Not his underlings, not his shops, not the camps. Then… what else? He could search for Straw… but at this point, he was pretty sure Straw was in the Alliance with Ernesto, so there wasn’t much to find over here. He could empower himself, but aside from continuing to slurp up Impure Wells–which was more of a top-up than an empowerment these days–there wasn’t much on the menu that he could do quickly. Sure, he could go dedicate himself to finding some powerful poisons and impurities to level up, or spend some time wracking his brain over the void, but the first one took time and the second one took mental health, neither of which he had in spades right now. Plus, he could do either of them any time. When the Empire was gone, he could still level up. So what should he do right now, while the Empire continued to exist? If possible, something he could only do with the Empire around, which ideally would also help him destroy the Empire…

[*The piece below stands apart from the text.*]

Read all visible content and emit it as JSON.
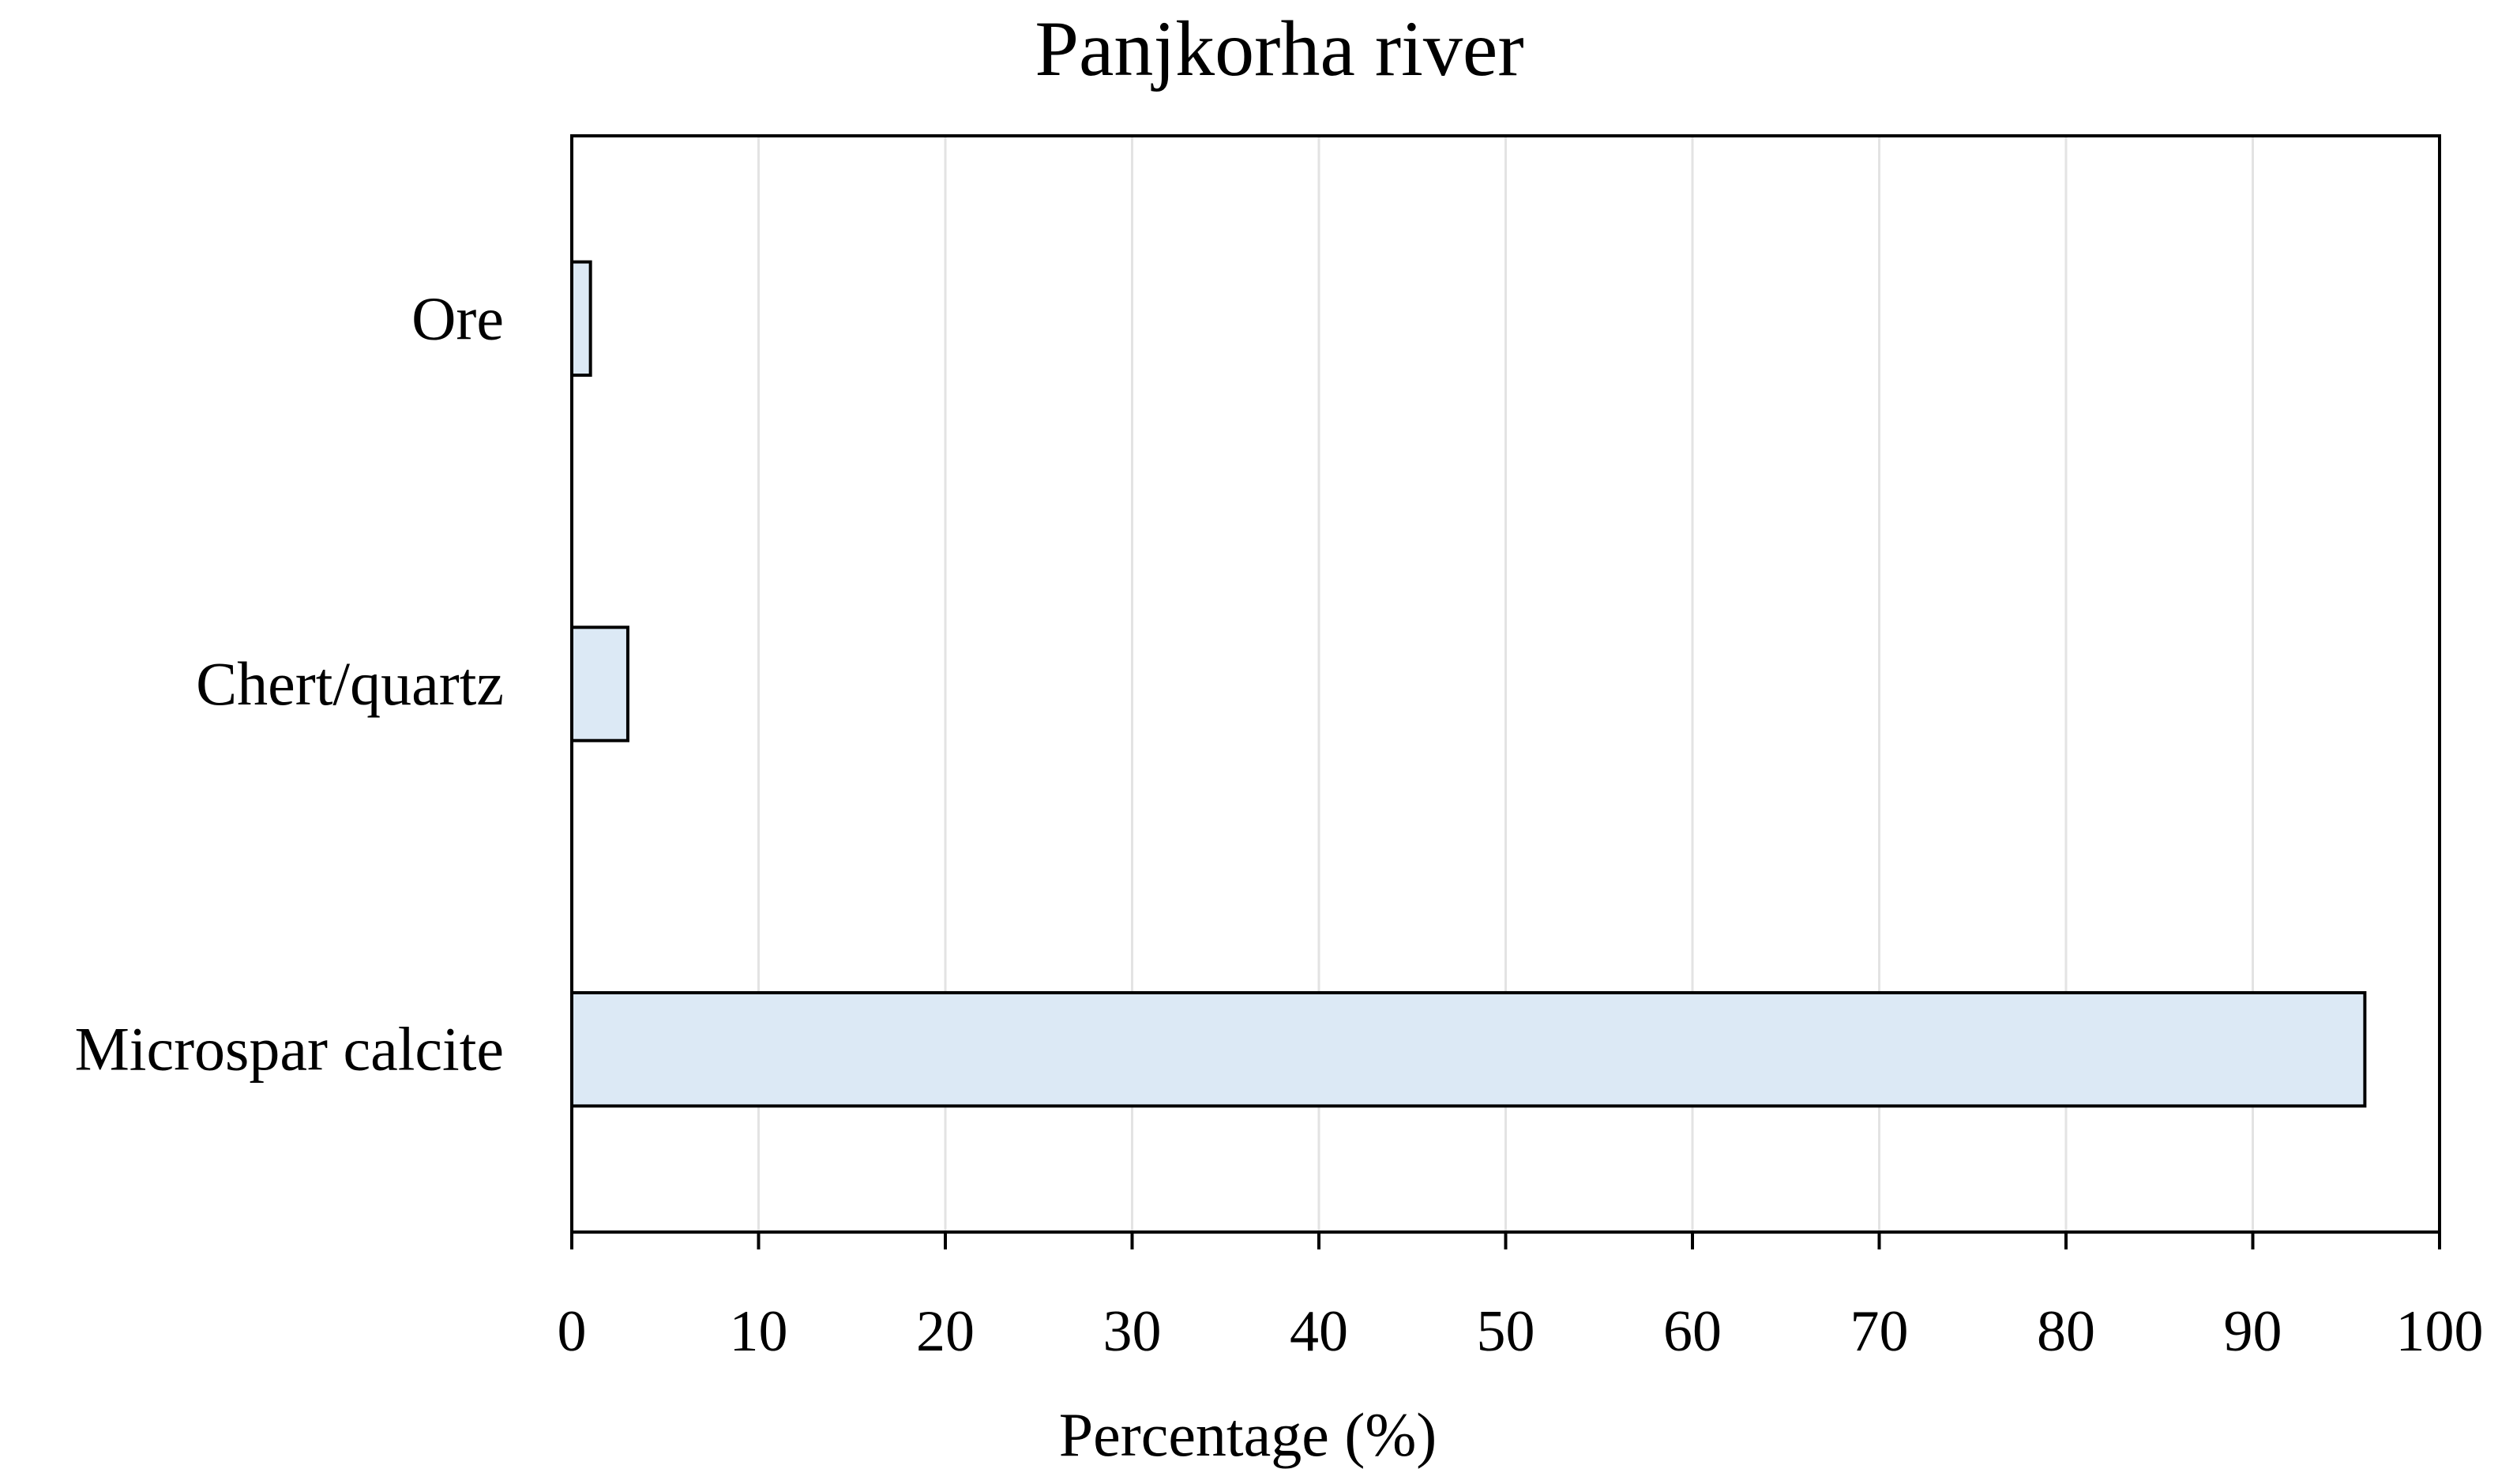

Rhys snapped his fingers, his eyes widening. That was it! The trash heaps! The Empire had stripped all the manuals and powerful artifacts from the pre-Empire mages and threw them into giant trash heaps. He’d known about them for the longest time, but other things had always come up. But now he was at capacity on his restaurants, had no easy or quick ways to level up, and the Empire was coming down any day now. This was the time. The moment was here! It was time to go raid the trash heaps!
As it turned out, finding the location of the trash heaps–or, properly, heap–was as easy as asking a few long-term Empire citizens, aka the ex-criminals. The heap’s location wasn’t secret. It was well-known, especially amongst the criminal element, who were equally as interested in the heap as Rhys was, for their own reason. Apparently, the mana battery that Logan Waters had been using came from the heap. The problem, however, was that the heap was well-known by the Empire’s citizens because everyone knew it was full of valuable artifacts, the Empire, its criminal elements, outside mages, everyone. As a result, the Empire guarded its heap well. Guards patrolled it 24-7, and not weakling Tier 1 guards, either, but Tier 2s, 3s, and 4s. It would be the hardest heist he’d done so far, harder than all the camps combined, harder, even, than raiding the criminals.
His eyes glittered. He grinned. But I’m up for a challenge. And if all goes right… it might even be the kind of challenge where I end up getting stronger… and maybe Lira and Mouse too, if we’re lucky!
And so, Rhys set his sights, at last, on the garbage heap full of powerful artifacts from the Empire’s conquest.